TÜSİAD ve Özyeğin Üniversitesi Güç, Etraf ve İktisat Merkezi (EÇEM) iş birliğinde hayata geçirilen ‘Türkiye’nin Endüstride Güç Verimliliği Görünümü’ projesinin tanıtım toplantısı bugün TÜSİAD Genel Merkezi’nde gerçekleştirildi. TÜSİAD İdare Konseyi Lideri Orhan Turan, TÜSİAD İdare Şurası Üyesi, Güç, Etraf ve İklim Değişikliği Yuvarlak Masası Lideri Cevdet Alemdar, Özyeğin Üniversitesi Rektör Yardımcısı Prof. Dr. Tanju Erdem’in açılış konuşmalarını yaptığı toplantıda, Güç ve Natürel Kaynaklar Bakan Danışmanı Dr. Abdullah Buğrahan Karaveli de ‘Türkiye’de Güç Siyasetlerinin Yönü’ başlıklı konuşmasını gerçekleştirdi. Alanında uzman birçok konuşmacının yer aldığı aktiflikte, Milletlerarası Güç Ajansı İcra Yöneticisi Dr. Fatih Birol da çevrim içi bağlanarak, ‘Dünya Güç Görünümü ve Güç Verimliliği: Sürdürülebilir Geleceğe Hakikat’ başlıklı ana tema konuşmasını yaptı. .

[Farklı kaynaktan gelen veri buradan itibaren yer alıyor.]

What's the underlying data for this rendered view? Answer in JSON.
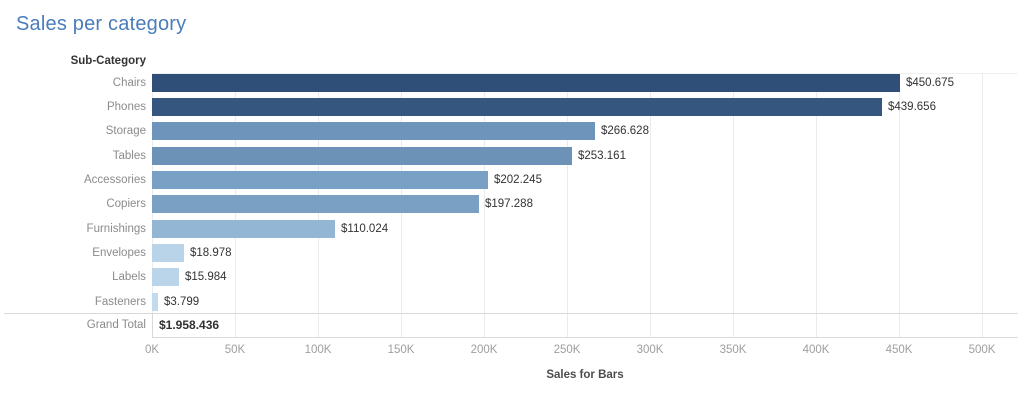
{
  "title": "Sales per category",
  "colors": {
    "title": "#4a7db9",
    "row_label": "#8b8b8b",
    "value_label": "#333333",
    "grand_total_value": "#303030",
    "tick_label": "#9e9e9e",
    "axis_label": "#4c4c4c",
    "gridline": "#ebebeb",
    "border": "#d9d9d9"
  },
  "chart_data": {
    "type": "bar",
    "orientation": "horizontal",
    "title": "Sales per category",
    "column_header": "Sub-Category",
    "xlabel": "Sales for Bars",
    "categories": [
      "Chairs",
      "Phones",
      "Storage",
      "Tables",
      "Accessories",
      "Copiers",
      "Furnishings",
      "Envelopes",
      "Labels",
      "Fasteners"
    ],
    "values": [
      450675,
      439656,
      266628,
      253161,
      202245,
      197288,
      110024,
      18978,
      15984,
      3799
    ],
    "value_labels": [
      "$450.675",
      "$439.656",
      "$266.628",
      "$253.161",
      "$202.245",
      "$197.288",
      "$110.024",
      "$18.978",
      "$15.984",
      "$3.799"
    ],
    "bar_colors": [
      "#2f4f78",
      "#35567f",
      "#6d94bb",
      "#6d92b8",
      "#79a0c5",
      "#7aa0c4",
      "#94b6d5",
      "#b9d3e9",
      "#bad4ea",
      "#c2daee"
    ],
    "grand_total": {
      "label": "Grand Total",
      "value": 1958436,
      "value_label": "$1.958.436"
    },
    "x_ticks": [
      "0K",
      "50K",
      "100K",
      "150K",
      "200K",
      "250K",
      "300K",
      "350K",
      "400K",
      "450K",
      "500K"
    ],
    "xlim": [
      0,
      500000
    ],
    "grid": true,
    "legend": null
  }
}
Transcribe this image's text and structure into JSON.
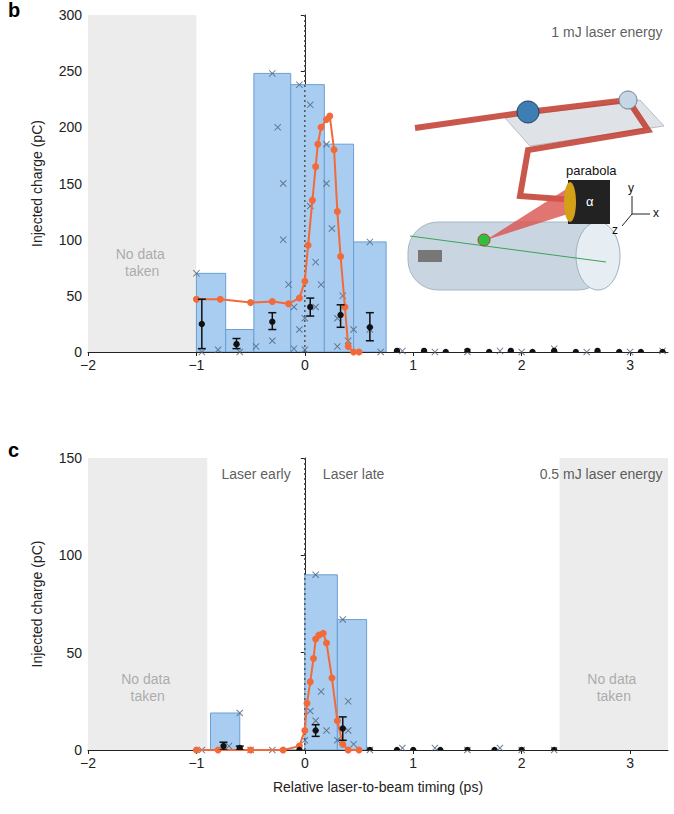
{
  "chart_data": [
    {
      "type": "histogram",
      "panel": "b",
      "y_label": "Injected charge (pC)",
      "xlim": [
        -2,
        3.35
      ],
      "xticks": [
        {
          "value": -2,
          "label": "−2"
        },
        {
          "value": -1,
          "label": "−1"
        },
        0,
        1,
        2,
        3
      ],
      "ylim": [
        0,
        300
      ],
      "yticks": [
        0,
        50,
        100,
        150,
        200,
        250,
        300
      ],
      "grid": false,
      "vline": 0,
      "shaded": [
        {
          "from": -2,
          "to": -1,
          "label": "No data taken",
          "label_x": -1.5,
          "label_y": 80
        }
      ],
      "annotations": [
        {
          "text": "1 mJ laser energy",
          "x": 3.3,
          "y": 285
        }
      ],
      "inset_labels": [
        "parabola",
        "α",
        "x",
        "y",
        "z"
      ],
      "series": [
        {
          "type": "bar",
          "color": "#a9cdf0",
          "bins": [
            -1,
            -0.73,
            -0.47,
            -0.13,
            0.18,
            0.45,
            0.75
          ],
          "values": [
            70,
            20,
            248,
            238,
            185,
            98
          ]
        },
        {
          "type": "scatter",
          "marker": "x",
          "color": "#4f6078",
          "x": [
            -1,
            -0.95,
            -0.8,
            -0.6,
            -0.45,
            -0.3,
            -0.3,
            -0.25,
            -0.2,
            -0.2,
            -0.15,
            -0.1,
            -0.1,
            -0.05,
            -0.05,
            0,
            0,
            0.05,
            0.05,
            0.1,
            0.1,
            0.15,
            0.2,
            0.2,
            0.25,
            0.3,
            0.3,
            0.35,
            0.4,
            0.45,
            0.6,
            0.6,
            0.7,
            0.9,
            1.2,
            1.5,
            1.8,
            2.0,
            2.3,
            2.6,
            3.0,
            3.3
          ],
          "values": [
            70,
            0,
            2,
            0,
            5,
            248,
            10,
            200,
            150,
            100,
            60,
            40,
            3,
            238,
            20,
            30,
            2,
            220,
            130,
            80,
            40,
            60,
            185,
            150,
            110,
            30,
            5,
            50,
            10,
            20,
            98,
            20,
            0,
            1,
            0,
            0,
            1,
            0,
            3,
            0,
            0,
            1
          ]
        },
        {
          "type": "line",
          "marker": "circle",
          "color": "#f26a3a",
          "x": [
            -1,
            -0.78,
            -0.5,
            -0.3,
            -0.15,
            -0.05,
            0,
            0.03,
            0.07,
            0.1,
            0.12,
            0.15,
            0.2,
            0.23,
            0.27,
            0.3,
            0.33,
            0.37,
            0.4,
            0.45,
            0.5
          ],
          "values": [
            47,
            47,
            44,
            45,
            43,
            48,
            63,
            95,
            135,
            165,
            185,
            200,
            207,
            210,
            180,
            125,
            85,
            40,
            5,
            0,
            0
          ]
        },
        {
          "type": "errorbar",
          "marker": "circle",
          "color": "#111111",
          "x": [
            -0.95,
            -0.63,
            -0.3,
            0.05,
            0.33,
            0.6,
            0.85,
            1.1,
            1.3,
            1.5,
            1.7,
            1.9,
            2.1,
            2.3,
            2.5,
            2.7,
            2.9,
            3.1,
            3.3
          ],
          "values": [
            25,
            7,
            27,
            40,
            33,
            22,
            1,
            1,
            0,
            1,
            0,
            1,
            0,
            1,
            0,
            1,
            0,
            0,
            0
          ],
          "error_low": [
            3,
            3,
            20,
            32,
            22,
            10,
            1,
            1,
            0,
            1,
            0,
            1,
            0,
            1,
            0,
            1,
            0,
            0,
            0
          ],
          "error_high": [
            47,
            12,
            35,
            48,
            42,
            35,
            1,
            1,
            0,
            1,
            0,
            1,
            0,
            1,
            0,
            1,
            0,
            0,
            0
          ]
        }
      ]
    },
    {
      "type": "histogram",
      "panel": "c",
      "x_label": "Relative laser-to-beam timing (ps)",
      "y_label": "Injected charge (pC)",
      "xlim": [
        -2,
        3.35
      ],
      "xticks": [
        {
          "value": -2,
          "label": "−2"
        },
        {
          "value": -1,
          "label": "−1"
        },
        0,
        1,
        2,
        3
      ],
      "ylim": [
        0,
        150
      ],
      "yticks": [
        0,
        50,
        100,
        150
      ],
      "grid": false,
      "vline": 0,
      "shaded": [
        {
          "from": -2,
          "to": -0.9,
          "label": "No data taken",
          "label_x": -1.45,
          "label_y": 32
        },
        {
          "from": 2.35,
          "to": 3.35,
          "label": "No data taken",
          "label_x": 2.85,
          "label_y": 32
        }
      ],
      "annotations": [
        {
          "text": "Laser early",
          "x": -0.45,
          "y": 142
        },
        {
          "text": "Laser late",
          "x": 0.45,
          "y": 142
        },
        {
          "text": "0.5 mJ laser energy",
          "x": 3.3,
          "y": 142
        }
      ],
      "series": [
        {
          "type": "bar",
          "color": "#a9cdf0",
          "bins": [
            -0.87,
            -0.6,
            0,
            0.3,
            0.57
          ],
          "values": [
            19,
            0,
            90,
            67
          ]
        },
        {
          "type": "scatter",
          "marker": "x",
          "color": "#4f6078",
          "x": [
            -0.95,
            -0.7,
            -0.6,
            -0.5,
            -0.3,
            0,
            0.05,
            0.1,
            0.1,
            0.15,
            0.2,
            0.3,
            0.35,
            0.4,
            0.4,
            0.45,
            0.6,
            0.9,
            1.2,
            1.5,
            1.8,
            2.0,
            2.3
          ],
          "values": [
            0,
            2,
            19,
            0,
            0,
            5,
            20,
            90,
            15,
            30,
            10,
            5,
            67,
            25,
            10,
            3,
            0,
            1,
            1,
            0,
            1,
            0,
            0
          ]
        },
        {
          "type": "line",
          "marker": "circle",
          "color": "#f26a3a",
          "x": [
            -1,
            -0.8,
            -0.5,
            -0.2,
            -0.05,
            0,
            0.02,
            0.05,
            0.08,
            0.1,
            0.13,
            0.17,
            0.2,
            0.25,
            0.3,
            0.35,
            0.4,
            0.5
          ],
          "values": [
            0,
            0,
            0,
            0,
            2,
            10,
            24,
            35,
            47,
            57,
            59,
            60,
            55,
            37,
            15,
            3,
            0,
            0
          ]
        },
        {
          "type": "errorbar",
          "marker": "circle",
          "color": "#111111",
          "x": [
            -0.75,
            -0.6,
            -0.05,
            0.1,
            0.35,
            0.6,
            0.85,
            1.0,
            1.25,
            1.5,
            1.75,
            2.0,
            2.3
          ],
          "values": [
            2,
            1,
            0,
            10,
            11,
            0,
            0,
            0,
            0,
            0,
            0,
            0,
            0
          ],
          "error_low": [
            0,
            0,
            0,
            7,
            5,
            0,
            0,
            0,
            0,
            0,
            0,
            0,
            0
          ],
          "error_high": [
            4,
            2,
            0,
            13,
            17,
            0,
            0,
            0,
            0,
            0,
            0,
            0,
            0
          ]
        }
      ]
    }
  ]
}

Sanayinin güç verimliliği potansiyelinin en üst seviyede pratiğe aktarılmasına katkı sağlamak emeliyle ele alınan proje ile güç verimliliği konusunda farkındalığın en üst düzeye çıkarılması amaçlanırken, bir yandan da endüstrinin öncü dallarında güç verimliliği ve tasarrufu potansiyelinin milletlerarası referanslarla kıyaslanarak ortaya konulması, güç tasarrufundan verimliliğe hakikat giden sürece hazırlanacak rehberlerle katkı sağlanması hedefleniyor.

‘PETROLÜN YÜZDE 91’İNİ, DOĞAL GAZIN YÜZDE 98’İNİ VE KÖMÜRÜN YÜZDE 56’SINI İTHAL EDİYORUZ’

TÜSİAD İdare Şurası Lideri Orhan Turan, ‘Tükettiğimiz petrolün yüzde 91’ini, doğal gazın yüzde 98’ini ve kömürün yüzde 56’sını ithal ediyoruz. Tepeye ulaşan güç fiyatlarına bağlı olarak 2022 yılında 96,5 milyar dolara kadar yükselen güç ithalat faturamız toplam dış ticaret açığının yüzde 73’ünü oluşturdu. 2023 yılı birinci yarısında güç ithalatı sayısında bir ölçü düşüş görülmekle birlikte cari açık içinde değerli hacimde yer tutmaya devam ediyor. Güç fiyatlarına bağlı olarak, artan emtia fiyatları ve enflasyon, sanayi ve besin başta olmak üzere, ekonomik performans ve rekabet gücümüzün farklı bileşenlerine kümülatif olarak yansıyor’ biçiminde konuştu.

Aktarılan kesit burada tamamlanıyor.